Ни жестом, ни словом девочки не выдали восторга, но глаза их так и засверкали. Кот опередил хозяек, поймал выкатившуюся брусничину, торопливо раскусил, сморщился. Потом вдруг пушистая лапа уцепилась за конфету, и вместе с добычей огромный кот метнулся в подпечье.
- Ну, Васька, смотри! - рассмеялась хозяйка.
6
И вновь я склонился над записями. Порой дядя Антона, видимо, торопился, я с трудом разбирал его почерк.
Неожиданно пошли рисунки. Рисовал деревенский учитель цветными карандашами, неумело, по-мальчишески, но в рисунках были яркость и движение.
На скате холма стояли воины: плечо к плечу, щит к щиту. У всех русые бороды, голубые глаза. Трава чуть ли не по пояс, зеленая, с россыпью белой кашки.
На следующей странице конный дозор. Пятеро всадников замерли на береговой круче, по воде плывут дикие утки. Камыш будто летящие стрелы, вода слепит блеском кольчуги.
А вот аккуратно наклеена вырезка со стихами, видимо из районной газеты.
По бокам акатники
Да трава шелкова.
Говорят, тут ратники
Шли на Куликово.
С вилами и косами
Шли, как на работу,
Золотою осенью
После обмолота...
Назывались стихи просто и коротко: "Дорога". Внизу стояли имя и фамилия автора - Анатолий Брагин.
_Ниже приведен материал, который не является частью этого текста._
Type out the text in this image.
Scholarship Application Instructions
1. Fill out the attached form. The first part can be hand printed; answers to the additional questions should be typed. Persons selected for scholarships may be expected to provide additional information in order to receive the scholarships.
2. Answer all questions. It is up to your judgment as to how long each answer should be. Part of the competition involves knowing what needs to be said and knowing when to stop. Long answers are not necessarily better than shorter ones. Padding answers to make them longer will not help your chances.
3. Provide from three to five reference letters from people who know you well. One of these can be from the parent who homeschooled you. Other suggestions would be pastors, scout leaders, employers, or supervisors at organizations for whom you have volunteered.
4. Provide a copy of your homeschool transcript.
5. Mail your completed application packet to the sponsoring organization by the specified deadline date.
- Ты его знаешь? - спросил я у Антона.
- Знаю, в школу ходили вместе. Невысокий такой, веселый, кудрявый.
Что-то в стихах насторожило меня. Поэт, конечно, написал правду, представив своих предков-землепашцев, идущих на помощь княжескому войску, но само-то войско было иным.
Князь Дмитрий собрал на Куликово всех лучших воинов русской земли. Пехотинцы и конники были в новых кольчугах и шлемах. По всей русской земле долго недосыпали кузнецы, чтобы одеть в броню и вооружить воинов.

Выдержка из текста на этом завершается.